In response, Israel vowed to eradicate the terror group that has ruled the Gaza Strip since 2007 and has been targeting all areas where the group operates, while also seeking to minimize civilian casualties.
During the foreign media press conference, Netanyahu was asked whether the high death toll in Gaza indicated that Israel was carrying out “collective punishment against the people of Palestine.”
He replied that “not a single civilian has to die. Hamas has to merely let them go to the safe zone” in southwest Gaza that the IDF created after urging all Gazans to evacuate the northern part of the coastal enclave two weeks ago.
“Hamas is preventing them from leaving, keeping them in the areas of conflict,” Netanyahu added.
The Hamas-run health ministry in the Gaza Strip has stated that over 8,000 people have died as a result of Israeli airstrikes since October 7. However, the figures issued by the group cannot be independently verified, and are believed to include both civilians and Hamas members killed in Gaza and Israel, including as a consequence of terror groups’ own rocket misfires.

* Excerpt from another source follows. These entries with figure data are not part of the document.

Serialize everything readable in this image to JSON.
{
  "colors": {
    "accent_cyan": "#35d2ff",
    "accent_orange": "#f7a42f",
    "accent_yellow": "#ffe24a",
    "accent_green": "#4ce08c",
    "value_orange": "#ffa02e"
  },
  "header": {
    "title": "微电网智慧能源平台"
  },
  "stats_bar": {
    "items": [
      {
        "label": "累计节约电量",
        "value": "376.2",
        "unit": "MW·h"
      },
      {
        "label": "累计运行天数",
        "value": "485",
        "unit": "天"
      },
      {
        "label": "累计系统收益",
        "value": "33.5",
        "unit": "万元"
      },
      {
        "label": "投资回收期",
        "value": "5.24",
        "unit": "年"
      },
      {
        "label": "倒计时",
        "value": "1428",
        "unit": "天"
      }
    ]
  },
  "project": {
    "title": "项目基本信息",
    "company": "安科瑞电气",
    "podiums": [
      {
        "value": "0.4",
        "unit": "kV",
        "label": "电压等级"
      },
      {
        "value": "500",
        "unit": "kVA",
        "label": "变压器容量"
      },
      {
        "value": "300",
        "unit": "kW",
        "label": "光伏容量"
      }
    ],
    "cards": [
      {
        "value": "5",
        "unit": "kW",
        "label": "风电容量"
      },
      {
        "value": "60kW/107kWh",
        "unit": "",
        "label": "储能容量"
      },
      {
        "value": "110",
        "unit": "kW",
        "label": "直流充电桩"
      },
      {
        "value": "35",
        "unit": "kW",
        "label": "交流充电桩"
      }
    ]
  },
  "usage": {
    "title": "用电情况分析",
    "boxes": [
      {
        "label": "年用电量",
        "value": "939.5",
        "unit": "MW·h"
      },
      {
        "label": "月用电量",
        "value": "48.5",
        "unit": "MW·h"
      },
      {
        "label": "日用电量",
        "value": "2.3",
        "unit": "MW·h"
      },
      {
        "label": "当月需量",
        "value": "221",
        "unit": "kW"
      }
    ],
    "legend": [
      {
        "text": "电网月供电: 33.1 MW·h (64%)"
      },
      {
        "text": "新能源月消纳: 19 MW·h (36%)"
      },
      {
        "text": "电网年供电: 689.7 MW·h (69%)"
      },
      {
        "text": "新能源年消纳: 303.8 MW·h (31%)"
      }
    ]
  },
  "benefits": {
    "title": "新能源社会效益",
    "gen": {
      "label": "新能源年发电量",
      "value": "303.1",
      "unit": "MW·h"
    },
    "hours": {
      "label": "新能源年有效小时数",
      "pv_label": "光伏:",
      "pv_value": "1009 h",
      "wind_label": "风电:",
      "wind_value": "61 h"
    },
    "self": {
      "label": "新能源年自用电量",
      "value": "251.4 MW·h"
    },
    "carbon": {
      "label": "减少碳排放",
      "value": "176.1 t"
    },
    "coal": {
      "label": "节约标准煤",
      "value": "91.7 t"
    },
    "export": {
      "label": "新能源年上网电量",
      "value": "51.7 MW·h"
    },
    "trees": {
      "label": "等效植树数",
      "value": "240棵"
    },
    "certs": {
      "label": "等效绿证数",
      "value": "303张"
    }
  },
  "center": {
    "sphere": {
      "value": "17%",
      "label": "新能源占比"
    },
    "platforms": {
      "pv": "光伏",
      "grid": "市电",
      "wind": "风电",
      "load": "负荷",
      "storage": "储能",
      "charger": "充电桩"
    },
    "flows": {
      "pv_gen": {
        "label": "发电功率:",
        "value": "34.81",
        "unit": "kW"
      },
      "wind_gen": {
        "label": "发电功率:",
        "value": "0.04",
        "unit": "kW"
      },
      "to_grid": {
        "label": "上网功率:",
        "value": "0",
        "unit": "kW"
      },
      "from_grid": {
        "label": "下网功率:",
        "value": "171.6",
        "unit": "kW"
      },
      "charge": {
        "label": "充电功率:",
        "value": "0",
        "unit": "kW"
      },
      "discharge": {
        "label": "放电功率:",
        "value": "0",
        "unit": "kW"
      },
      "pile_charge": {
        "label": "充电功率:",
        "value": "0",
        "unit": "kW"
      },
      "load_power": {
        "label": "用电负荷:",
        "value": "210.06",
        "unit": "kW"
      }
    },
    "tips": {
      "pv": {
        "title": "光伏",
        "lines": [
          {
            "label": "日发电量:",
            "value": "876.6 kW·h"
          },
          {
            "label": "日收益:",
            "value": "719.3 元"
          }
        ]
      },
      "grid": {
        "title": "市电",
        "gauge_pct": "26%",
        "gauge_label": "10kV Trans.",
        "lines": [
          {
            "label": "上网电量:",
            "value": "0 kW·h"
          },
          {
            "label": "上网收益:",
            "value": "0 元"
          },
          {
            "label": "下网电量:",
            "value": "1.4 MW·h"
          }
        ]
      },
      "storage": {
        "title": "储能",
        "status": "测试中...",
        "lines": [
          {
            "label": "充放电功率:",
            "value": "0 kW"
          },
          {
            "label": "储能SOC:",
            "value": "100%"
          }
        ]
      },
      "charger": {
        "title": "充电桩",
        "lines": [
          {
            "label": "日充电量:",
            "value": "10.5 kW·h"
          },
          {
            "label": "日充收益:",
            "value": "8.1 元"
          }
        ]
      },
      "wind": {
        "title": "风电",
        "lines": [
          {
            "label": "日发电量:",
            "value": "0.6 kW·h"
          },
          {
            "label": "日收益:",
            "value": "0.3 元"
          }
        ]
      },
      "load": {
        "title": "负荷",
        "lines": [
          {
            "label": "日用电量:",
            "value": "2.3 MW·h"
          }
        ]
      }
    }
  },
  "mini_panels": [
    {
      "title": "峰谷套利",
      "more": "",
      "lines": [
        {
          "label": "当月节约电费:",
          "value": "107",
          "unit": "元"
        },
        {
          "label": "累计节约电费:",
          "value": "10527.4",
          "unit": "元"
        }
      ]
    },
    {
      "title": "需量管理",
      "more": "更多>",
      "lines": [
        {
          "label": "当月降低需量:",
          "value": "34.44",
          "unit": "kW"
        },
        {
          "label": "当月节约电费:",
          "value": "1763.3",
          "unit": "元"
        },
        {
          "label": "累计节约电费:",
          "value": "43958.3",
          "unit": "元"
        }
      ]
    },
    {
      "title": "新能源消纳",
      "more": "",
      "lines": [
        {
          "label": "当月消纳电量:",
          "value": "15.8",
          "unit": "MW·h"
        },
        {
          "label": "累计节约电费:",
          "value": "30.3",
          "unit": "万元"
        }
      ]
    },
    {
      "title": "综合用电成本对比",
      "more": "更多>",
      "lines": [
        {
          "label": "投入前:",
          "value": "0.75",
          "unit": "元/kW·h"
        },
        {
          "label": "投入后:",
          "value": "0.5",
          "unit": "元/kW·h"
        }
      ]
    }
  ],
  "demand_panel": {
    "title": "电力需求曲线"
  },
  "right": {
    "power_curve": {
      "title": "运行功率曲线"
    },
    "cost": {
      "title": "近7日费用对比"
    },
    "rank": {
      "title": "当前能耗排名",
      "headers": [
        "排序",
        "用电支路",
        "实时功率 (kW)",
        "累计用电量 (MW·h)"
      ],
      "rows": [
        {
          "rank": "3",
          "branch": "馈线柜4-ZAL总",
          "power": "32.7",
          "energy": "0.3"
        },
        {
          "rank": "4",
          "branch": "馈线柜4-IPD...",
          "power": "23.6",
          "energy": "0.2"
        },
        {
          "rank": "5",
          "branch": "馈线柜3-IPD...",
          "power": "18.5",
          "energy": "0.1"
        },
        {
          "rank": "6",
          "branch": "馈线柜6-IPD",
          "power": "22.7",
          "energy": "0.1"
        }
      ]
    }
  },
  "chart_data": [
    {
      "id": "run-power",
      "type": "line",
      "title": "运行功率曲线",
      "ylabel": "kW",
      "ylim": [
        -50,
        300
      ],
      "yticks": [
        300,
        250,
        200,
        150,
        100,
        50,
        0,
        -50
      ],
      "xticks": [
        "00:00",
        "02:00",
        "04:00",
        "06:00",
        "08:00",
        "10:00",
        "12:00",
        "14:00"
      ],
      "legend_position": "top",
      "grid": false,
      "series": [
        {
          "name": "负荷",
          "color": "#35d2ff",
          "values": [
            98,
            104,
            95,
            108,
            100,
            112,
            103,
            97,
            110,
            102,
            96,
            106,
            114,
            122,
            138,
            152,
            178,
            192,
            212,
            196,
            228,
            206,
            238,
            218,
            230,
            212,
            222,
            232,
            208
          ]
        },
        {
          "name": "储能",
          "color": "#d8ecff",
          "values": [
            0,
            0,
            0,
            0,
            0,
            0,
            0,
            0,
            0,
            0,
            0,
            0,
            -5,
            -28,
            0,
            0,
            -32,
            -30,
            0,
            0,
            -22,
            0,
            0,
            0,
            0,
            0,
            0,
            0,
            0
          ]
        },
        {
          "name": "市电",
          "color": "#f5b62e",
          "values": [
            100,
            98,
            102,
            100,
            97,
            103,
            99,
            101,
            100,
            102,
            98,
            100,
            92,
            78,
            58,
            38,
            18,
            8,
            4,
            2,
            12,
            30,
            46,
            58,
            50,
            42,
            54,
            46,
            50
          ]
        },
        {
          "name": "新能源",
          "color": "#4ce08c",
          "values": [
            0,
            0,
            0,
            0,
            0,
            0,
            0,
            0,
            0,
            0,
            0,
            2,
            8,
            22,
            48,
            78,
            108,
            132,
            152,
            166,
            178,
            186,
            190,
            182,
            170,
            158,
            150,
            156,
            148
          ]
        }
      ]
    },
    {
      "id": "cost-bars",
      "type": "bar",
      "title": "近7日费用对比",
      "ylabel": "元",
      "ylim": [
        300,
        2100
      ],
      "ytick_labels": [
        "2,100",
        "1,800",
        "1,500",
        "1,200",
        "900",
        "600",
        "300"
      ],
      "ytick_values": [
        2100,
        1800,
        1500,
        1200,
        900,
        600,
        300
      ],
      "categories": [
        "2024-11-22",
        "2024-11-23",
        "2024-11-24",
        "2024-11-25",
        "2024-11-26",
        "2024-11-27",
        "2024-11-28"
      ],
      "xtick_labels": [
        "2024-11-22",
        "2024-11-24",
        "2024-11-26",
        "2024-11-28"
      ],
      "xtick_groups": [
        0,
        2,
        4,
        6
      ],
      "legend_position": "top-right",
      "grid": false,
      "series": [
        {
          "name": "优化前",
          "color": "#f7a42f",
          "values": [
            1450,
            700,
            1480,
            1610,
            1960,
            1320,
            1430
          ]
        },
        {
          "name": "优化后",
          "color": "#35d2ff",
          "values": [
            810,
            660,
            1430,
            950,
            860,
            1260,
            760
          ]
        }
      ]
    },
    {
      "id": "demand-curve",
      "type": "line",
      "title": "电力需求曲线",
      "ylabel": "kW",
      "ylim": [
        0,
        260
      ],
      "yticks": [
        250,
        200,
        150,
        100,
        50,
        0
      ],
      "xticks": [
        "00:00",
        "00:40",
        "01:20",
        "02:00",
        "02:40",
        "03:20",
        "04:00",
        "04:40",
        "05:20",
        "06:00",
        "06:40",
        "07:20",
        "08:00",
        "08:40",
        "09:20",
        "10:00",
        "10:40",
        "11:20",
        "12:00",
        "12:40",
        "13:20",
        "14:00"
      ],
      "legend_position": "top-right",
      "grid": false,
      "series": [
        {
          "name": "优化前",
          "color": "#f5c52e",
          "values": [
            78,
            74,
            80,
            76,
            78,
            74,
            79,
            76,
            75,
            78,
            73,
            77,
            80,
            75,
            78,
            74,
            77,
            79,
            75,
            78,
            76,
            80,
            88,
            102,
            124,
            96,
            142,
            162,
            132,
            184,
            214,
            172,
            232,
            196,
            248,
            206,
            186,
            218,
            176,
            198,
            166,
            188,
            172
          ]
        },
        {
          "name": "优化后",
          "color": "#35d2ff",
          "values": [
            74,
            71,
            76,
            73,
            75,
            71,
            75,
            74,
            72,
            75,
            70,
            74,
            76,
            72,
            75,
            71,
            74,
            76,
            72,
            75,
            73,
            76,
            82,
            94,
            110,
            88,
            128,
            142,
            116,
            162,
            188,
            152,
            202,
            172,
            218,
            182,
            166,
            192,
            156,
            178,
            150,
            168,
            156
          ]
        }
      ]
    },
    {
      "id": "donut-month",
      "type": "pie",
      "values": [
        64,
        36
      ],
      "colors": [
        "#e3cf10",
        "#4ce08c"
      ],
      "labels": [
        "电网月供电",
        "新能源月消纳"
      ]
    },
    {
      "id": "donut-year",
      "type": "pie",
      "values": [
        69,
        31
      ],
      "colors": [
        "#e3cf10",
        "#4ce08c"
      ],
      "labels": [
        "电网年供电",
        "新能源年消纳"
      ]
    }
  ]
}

Once more stressing Israel’s determination to minimize civilian casualties, Netanyahu cited a Royal Air Force bombing of a Gestapo headquarters in Copenhagen.
“The British pilots missed” the headquarters and hit a children’s hospital nearby, causing the deaths of 84 children, he said. (In fact, the errant strike, in 1945, hit a school.)
“That is not a war crime. That is not something you blamed Britain for doing. That was a legitimate act of war with tragic consequences that accompany such legitimate actions,” he said. “And you didn’t tell the Allies, don’t stamp out Nazism because of such tragic consequences… They knew that the future of our civilization was at stake. Well, I’m telling you right now that the future of our civilization is at stake. We have to win this war. We’ll do it by minimizing civilian casualties. And may we succeed.”
Netanyahu during the press conference also demanded the immediate and unconditional release of all hostages.
He was also asked whether he had considered resigning in the wake of the October 7 attacks and criticism of what much of the public sees as his failure to protect them.
Rejecting the idea, he told the reporter who had posed the question: “The only thing that I intend to have resign is Hamas. We are going to resign them to the dustbin of history. That’s my goal. That’s my responsibility. That’s what I’m leading the country to do. This is my responsibility now.”
Amy Spiro and Jacob Magid contributed to this report.